Сейчас ближайший банк находился в Бетлехеме, это было очень неудобно как для завода, так и для большинства его работников. Джордж считал, что открытие своего банка в Лихай-Стейшн принесет не только пользу, но и выгоду. Люди, мыслящие традиционно, могли бы начать отговаривать его от такой авантюры в это непростое время, когда нет ни подходящих экономических условий, ни уверенности в завтрашнем дне, но Джордж знал точно: большого успеха без риска не бывает.
Согласно пересмотренному закону штата Пенсильвания о банковском деле 1824 года, новый банк получал лицензию на двадцать лет и должен был возглавляться советом из тринадцати директоров, которые были бы гражданами США, а также его акционерами.
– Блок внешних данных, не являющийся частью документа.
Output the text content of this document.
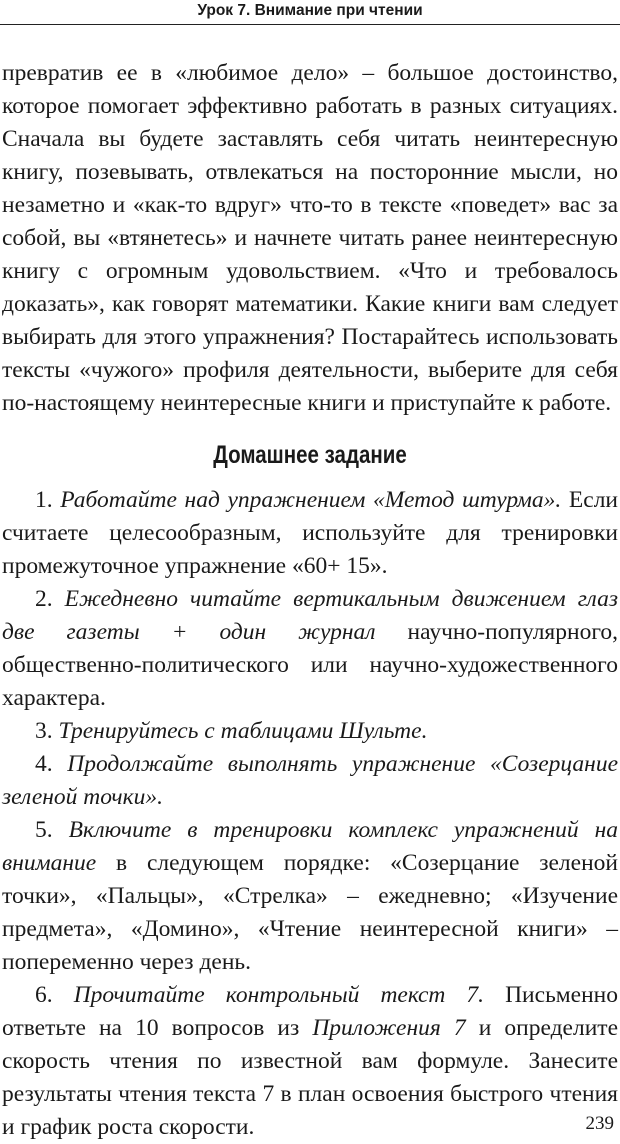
Урок 7. Внимание при чтении

превратив ее в «любимое дело» – большое достоинство, которое помогает эффективно работать в разных ситуациях. Сначала вы будете заставлять себя читать неинтересную книгу, позевывать, отвлекаться на посторонние мысли, но незаметно и «как-то вдруг» что-то в тексте «поведет» вас за собой, вы «втянетесь» и начнете читать ранее неинтересную книгу с огромным удовольствием. «Что и требовалось доказать», как говорят математики. Какие книги вам следует выбирать для этого упражнения? Постарайтесь использовать тексты «чужого» профиля деятельности, выберите для себя по-настоящему неинтересные книги и приступайте к работе.

Домашнее задание

1. Работайте над упражнением «Метод штурма». Если считаете целесообразным, используйте для тренировки промежуточное упражнение «60+ 15».

2. Ежедневно читайте вертикальным движением глаз две газеты + один журнал научно-популярного, общественно-политического или научно-художественного характера.

3. Тренируйтесь с таблицами Шульте.

4. Продолжайте выполнять упражнение «Созерцание зеленой точки».

5. Включите в тренировки комплекс упражнений на внимание в следующем порядке: «Созерцание зеленой точки», «Пальцы», «Стрелка» – ежедневно; «Изучение предмета», «Домино», «Чтение неинтересной книги» – попеременно через день.

6. Прочитайте контрольный текст 7. Письменно ответьте на 10 вопросов из Приложения 7 и определите скорость чтения по известной вам формуле. Занесите результаты чтения текста 7 в план освоения быстрого чтения и график роста скорости.	239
Чтобы подготовить все необходимые документы для получения лицензии и регистрации банка в легислатуре штата, Джорджу и его местному юристу Юпитеру Смиту нужно было потратить массу времени.
И все же Джордж сидел на этом собрании, потому что был единственным человеком в городе, кто участвовал в Мексиканской кампании, и все присутствующие жаждали услышать от него пламенную речь о величии и славе войны. Что ж, он подаст им желаемое блюдо и постарается не чувствовать себя слишком виноватым при этом. Он не осмелится сказать, чему на самом деле научился в Мексике, когда они с Орри Мэйном воевали там. Ничего величественного и тем более ничего прекрасного в войне нет, все это только пустословие тех, кто никогда не бывал на полях сражений. Сам Джордж запомнил на войне только грязь, неразбериху, скуку, одиночество и иногда жуткий страх.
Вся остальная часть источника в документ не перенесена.